George Dyer, Overbury, near Tewkesbury, to [Messrs Vernor and Hood], undated [1806].1
Overbury near Tewkesbury. Dr Sir, In consequence of what you said to me ^in a^ former letter of the difficulty of reconciling my engagements with the office of Editor ^of ye Museum,^ I wrote to you some time since, reminding you, that when you proposed the undertaking to me, I informed you, I wd have ^certain^ engagements, and that you gave me to understand they need not stand in the way of the undertaking. My compliance was grounded on this concession of yours. I think proper to remind you again of this circumstance, and to inform you ^still further,^ that in consequence of what you laid down as requisites for your editor in that letter, it will be incompatible with my pursuits to continue the office, and that it will not be for the interest of either of us, that I should. The fact is, that neither will my health, nor my inquiries, permit me to be always fixed to town, and if these would, my friends would not; these ^friends^ are dispersed about the country: and in paying these visits I am complying with their requests and wishes, as well as consulting my own gratification. To speak, however, my whole mind relative to your Museum, I shall be extremely sorry, if any inconvenience or detriment should arise from the little share wch I have taken in it, and hope that will not be the case. But, indeed, I think that you require an editor, who can devote much of his time to it, more than I fear I can; and if you afford to give an editor what you promised me, he may reasonably be expected to do it. I speak the more unequivocally to you on this subject, because in some newspaper a few weeks ago, ^I read^ an advertisement, announcing an intended publication on a plan similar to yours; I know nothing further of the work; but you should consider it as a hint, that you ought to ensure an editor, who can devote much of his time to your Museum. I am far from being indifferent about it myself. It is probable you may easily obtain an editor whose principles may be better adapted to ^your Museum^ than mine; or if you think it likely, that I wd be able to procure you ^such^ an editor (and it is very likely I may) you may command me. You may assure yourself, that I will do what I shall apprehend to be most for your interest. Your offer to me was frank; and I hope there will never exist between us any thing but good will.
When I last wrote to you I wrote to the lady, who signs herself E. L., whom I
introduced to you, desiring her, as before, to forward her papers to me and
^telling her^ that I woud forward them to you: but I received no answer, nor
any papers: if she left them with you, Mr J Sharp and you have
followed your own judgement in the disposal of them: If they are kept till you
see me, I will give my opinion when I come to town.
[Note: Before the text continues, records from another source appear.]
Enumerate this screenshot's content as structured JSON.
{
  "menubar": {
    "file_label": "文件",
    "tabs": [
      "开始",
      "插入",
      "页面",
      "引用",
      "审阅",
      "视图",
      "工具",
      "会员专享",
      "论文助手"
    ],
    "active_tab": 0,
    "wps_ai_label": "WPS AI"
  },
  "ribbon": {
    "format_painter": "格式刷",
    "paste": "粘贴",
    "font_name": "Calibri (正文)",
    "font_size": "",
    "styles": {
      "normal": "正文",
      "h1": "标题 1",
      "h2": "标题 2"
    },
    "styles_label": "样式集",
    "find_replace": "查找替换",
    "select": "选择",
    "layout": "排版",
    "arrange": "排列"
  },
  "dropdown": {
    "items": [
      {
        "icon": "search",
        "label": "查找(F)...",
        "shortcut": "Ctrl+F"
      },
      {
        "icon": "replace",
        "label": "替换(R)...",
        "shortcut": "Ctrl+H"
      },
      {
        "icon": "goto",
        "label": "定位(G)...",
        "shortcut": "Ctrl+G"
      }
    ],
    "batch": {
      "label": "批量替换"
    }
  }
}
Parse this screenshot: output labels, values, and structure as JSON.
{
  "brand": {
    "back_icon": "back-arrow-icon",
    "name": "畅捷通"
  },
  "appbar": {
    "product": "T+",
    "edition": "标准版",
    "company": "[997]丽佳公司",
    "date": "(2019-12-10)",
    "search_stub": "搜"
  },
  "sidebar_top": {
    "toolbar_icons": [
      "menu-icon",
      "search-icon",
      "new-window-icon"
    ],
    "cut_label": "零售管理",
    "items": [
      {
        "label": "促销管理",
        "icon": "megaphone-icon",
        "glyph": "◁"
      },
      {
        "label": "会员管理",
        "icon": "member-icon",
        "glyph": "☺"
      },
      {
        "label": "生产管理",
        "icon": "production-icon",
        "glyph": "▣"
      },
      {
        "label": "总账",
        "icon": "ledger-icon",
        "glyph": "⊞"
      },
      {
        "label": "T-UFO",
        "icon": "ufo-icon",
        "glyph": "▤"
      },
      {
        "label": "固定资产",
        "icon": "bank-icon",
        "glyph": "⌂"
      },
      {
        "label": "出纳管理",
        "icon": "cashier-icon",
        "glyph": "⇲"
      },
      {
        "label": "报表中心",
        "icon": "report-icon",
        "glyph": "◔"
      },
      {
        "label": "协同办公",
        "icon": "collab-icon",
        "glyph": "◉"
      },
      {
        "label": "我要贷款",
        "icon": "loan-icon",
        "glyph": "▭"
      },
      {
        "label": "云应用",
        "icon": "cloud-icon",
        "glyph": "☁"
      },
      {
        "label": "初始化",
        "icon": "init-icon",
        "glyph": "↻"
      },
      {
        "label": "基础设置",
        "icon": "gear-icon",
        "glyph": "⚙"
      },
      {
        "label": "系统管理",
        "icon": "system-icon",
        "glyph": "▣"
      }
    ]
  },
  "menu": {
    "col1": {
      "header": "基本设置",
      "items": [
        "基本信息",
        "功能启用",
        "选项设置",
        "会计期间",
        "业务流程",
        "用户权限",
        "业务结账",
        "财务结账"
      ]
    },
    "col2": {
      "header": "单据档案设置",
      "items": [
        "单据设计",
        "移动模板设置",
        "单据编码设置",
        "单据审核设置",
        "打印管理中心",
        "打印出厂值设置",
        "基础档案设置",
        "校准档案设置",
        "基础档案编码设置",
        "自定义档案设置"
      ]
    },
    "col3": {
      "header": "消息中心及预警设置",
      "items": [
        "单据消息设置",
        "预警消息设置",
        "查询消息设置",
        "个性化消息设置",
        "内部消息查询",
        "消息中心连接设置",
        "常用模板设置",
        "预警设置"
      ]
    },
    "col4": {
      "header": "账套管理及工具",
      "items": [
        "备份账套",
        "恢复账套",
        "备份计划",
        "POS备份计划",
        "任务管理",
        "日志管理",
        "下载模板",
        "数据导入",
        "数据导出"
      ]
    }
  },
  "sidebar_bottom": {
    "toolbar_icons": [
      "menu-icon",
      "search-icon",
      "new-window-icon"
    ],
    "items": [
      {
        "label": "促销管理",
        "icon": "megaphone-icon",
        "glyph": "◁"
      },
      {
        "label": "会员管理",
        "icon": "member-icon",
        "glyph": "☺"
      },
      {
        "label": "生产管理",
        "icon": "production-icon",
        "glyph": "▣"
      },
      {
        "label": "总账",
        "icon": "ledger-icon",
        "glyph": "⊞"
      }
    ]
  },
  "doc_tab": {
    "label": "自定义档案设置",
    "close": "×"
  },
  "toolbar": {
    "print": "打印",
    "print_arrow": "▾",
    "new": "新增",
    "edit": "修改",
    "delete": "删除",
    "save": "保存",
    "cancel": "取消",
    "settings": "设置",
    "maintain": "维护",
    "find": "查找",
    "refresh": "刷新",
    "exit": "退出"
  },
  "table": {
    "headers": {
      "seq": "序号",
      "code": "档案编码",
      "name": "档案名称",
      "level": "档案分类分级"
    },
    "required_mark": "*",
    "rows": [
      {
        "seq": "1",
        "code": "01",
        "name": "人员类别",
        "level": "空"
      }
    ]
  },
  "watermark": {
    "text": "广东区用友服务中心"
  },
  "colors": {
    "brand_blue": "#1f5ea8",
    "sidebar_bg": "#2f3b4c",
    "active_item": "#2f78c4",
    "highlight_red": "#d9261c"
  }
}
With respect to this Lady,
I have not been acquainted with her or her literary pursuits for some years:
but when I formerly was more acquainted with her, I thought very favourably of
her genius, from some early specimens, and I knew her to be seriously employed
in literary pursuits, and from what her brother said,
With respect to the other correspondents, as you seemed by yr letter
not satisfied with some of them all I can say is that with the exception of a
few pieces in the first number, and some extracts from respectable and useful
writers in the following numbers, most, if not all the pieces, I suppose, were
from your old correspondents, whom you were desirous that I should oblige. I
suppressed a few, because I did not think so favorably of them, as of some that
I did insert; and of ^some^ that I did insert I did not ^think^ very highly.
But in periodical publications something must be sacrificed to a desire of
conciliating correspondents. But a purblind, solitary man, (as I much am when
in London) engaged in many speculations of my own, possessing sentiments
With respect to one piece, which I have kept back, containing both a satirical
title and some satirical strokes against the quakers, it may be proper enough
for some person ^to insert it^ but it would not for me who approve many of the
peculiarities of the quakers & With good wishes I remain Yrs truly G. Dyer
1 Bodleian Library, MS. Montagu d. 4, f. 190. The letter is about Dyer’s being the editor of the Lady’s Monthly Museum, a magazine that began publication in 1798 and continued to 1828. In its early years it was published by the dissenting publisher Vernor and Hood, with Dyer serving as editor of the magazine c. 1806. Walter Wilson was the printer at one point and Isaac Taylor one of the engravers. These letters are when the magazine began its New Series in July 1806. That may have been when Dyer took over briefly as editor.